For David and me, once the trusts were put in place, having the end-of-life conversation has become quite natural – well, at least for me. And we do talk about end-of-life priorities, fears, what we’re willing to sacrifice and what we are not willing to sacrifice. Sometimes I wonder why I am more willing to talk about it than David. Here is my assessment:
- First, I come from Japan, one of the oldest countries in the world – with a single lineage of monarchy. Culturally, Japanese people recognize that death is a normal part of the cycle of life. For instance, one of the most obvious life-cycle examples can be seen with the changes in seasons. Every spring, I’m in awe of the beautiful perennials coming back to life. After gorgeous summer colors, followed by stunning fall colors, leaves fall off tree branches; and the cycle renews every season. Death comes only to those that come to life, but the cycle of life continues.
- Second, when we were engaged, I saw, first hand, David’s severe reaction to peanuts. Imagine, if you would, you met the love of your life, you are engaged to be married to him, and he suddenly becomes deathly ill. The doctor informs you that some people indeed die from food allergies. Although I was very young, possible death of my beloved became no longer just a theory. Perhaps it was a sign from above, letting me know how important he was for me, and that I needed to take good care of him.
- Third, both David and I had a near-death experience during a serious car accident in 2004. The only thing I clearly remember was that, out of the blue, I thought to myself, “I had a wonderful life.”

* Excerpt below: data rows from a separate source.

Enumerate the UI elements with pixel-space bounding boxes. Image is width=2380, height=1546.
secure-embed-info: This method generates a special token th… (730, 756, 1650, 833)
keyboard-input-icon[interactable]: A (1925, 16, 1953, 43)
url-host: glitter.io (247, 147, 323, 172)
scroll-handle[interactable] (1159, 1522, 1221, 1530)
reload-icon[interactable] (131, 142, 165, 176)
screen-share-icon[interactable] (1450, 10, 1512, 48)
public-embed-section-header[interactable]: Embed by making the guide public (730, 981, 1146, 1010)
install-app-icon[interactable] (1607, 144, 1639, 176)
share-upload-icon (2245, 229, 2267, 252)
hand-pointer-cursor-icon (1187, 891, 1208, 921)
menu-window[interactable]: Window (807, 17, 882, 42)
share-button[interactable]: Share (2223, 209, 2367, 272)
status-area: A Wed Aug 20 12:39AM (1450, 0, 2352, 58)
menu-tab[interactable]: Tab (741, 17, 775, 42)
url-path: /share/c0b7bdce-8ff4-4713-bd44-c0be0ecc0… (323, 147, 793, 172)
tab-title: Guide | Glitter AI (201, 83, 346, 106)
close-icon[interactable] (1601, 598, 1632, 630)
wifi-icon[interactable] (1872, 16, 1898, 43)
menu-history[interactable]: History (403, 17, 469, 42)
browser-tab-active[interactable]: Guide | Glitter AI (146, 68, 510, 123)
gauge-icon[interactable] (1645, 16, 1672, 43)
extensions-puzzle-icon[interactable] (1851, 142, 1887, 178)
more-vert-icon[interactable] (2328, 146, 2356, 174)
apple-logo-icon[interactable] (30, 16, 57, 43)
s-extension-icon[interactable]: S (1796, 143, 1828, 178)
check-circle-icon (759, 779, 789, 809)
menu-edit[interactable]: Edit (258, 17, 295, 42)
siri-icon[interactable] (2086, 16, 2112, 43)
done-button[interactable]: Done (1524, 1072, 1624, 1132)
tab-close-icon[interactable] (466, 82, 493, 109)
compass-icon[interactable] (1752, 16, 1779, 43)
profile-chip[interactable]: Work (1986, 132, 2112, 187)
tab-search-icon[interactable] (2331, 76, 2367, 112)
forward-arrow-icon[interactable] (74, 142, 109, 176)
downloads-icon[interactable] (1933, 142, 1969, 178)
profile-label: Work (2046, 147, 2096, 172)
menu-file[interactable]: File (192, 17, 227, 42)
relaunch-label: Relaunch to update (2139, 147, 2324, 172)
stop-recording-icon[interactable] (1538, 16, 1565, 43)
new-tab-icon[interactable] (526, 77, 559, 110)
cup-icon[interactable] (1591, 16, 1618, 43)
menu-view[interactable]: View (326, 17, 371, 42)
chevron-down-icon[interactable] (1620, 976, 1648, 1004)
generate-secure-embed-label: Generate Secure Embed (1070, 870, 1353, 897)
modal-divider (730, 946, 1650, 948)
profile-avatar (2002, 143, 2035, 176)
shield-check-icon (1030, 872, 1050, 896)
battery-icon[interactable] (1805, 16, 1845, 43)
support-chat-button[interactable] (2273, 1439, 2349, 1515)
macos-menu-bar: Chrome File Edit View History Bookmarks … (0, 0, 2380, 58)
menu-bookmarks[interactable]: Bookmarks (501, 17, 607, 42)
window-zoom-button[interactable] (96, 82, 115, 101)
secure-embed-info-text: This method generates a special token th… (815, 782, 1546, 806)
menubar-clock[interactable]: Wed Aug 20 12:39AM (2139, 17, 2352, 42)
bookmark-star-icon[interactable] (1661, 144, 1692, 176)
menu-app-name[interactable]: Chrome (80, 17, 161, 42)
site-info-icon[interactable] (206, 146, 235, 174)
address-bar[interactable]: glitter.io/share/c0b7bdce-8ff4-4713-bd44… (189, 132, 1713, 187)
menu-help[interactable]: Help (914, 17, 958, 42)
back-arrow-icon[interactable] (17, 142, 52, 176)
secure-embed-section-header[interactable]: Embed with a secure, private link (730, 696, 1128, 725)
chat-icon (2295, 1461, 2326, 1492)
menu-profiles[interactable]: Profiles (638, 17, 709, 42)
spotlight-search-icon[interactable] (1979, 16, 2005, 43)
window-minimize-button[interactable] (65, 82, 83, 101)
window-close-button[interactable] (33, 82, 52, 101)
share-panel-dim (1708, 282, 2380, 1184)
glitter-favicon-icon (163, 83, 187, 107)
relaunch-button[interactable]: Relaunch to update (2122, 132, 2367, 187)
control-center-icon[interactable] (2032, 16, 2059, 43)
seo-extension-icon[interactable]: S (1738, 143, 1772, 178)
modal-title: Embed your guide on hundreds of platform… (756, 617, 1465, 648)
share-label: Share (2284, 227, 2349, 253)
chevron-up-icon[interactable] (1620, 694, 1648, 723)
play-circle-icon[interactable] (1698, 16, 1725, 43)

I doubt that knowing your loved one’s end-of-life priorities makes facing his/her death any easier but, at least, both David and I know what the other wants when the time does come. Knowing that our intentions were clearly spelled out in our respective trusts – while our minds were lucid – makes us feel at ease. For those who do confront the issue in advance, as David and I did, the conversation becomes easier with time. In fact, before concluding this blog, he and I talked about it once again.
Conclusion: The sooner we can resume our world travels – as we have always enjoyed together – the better!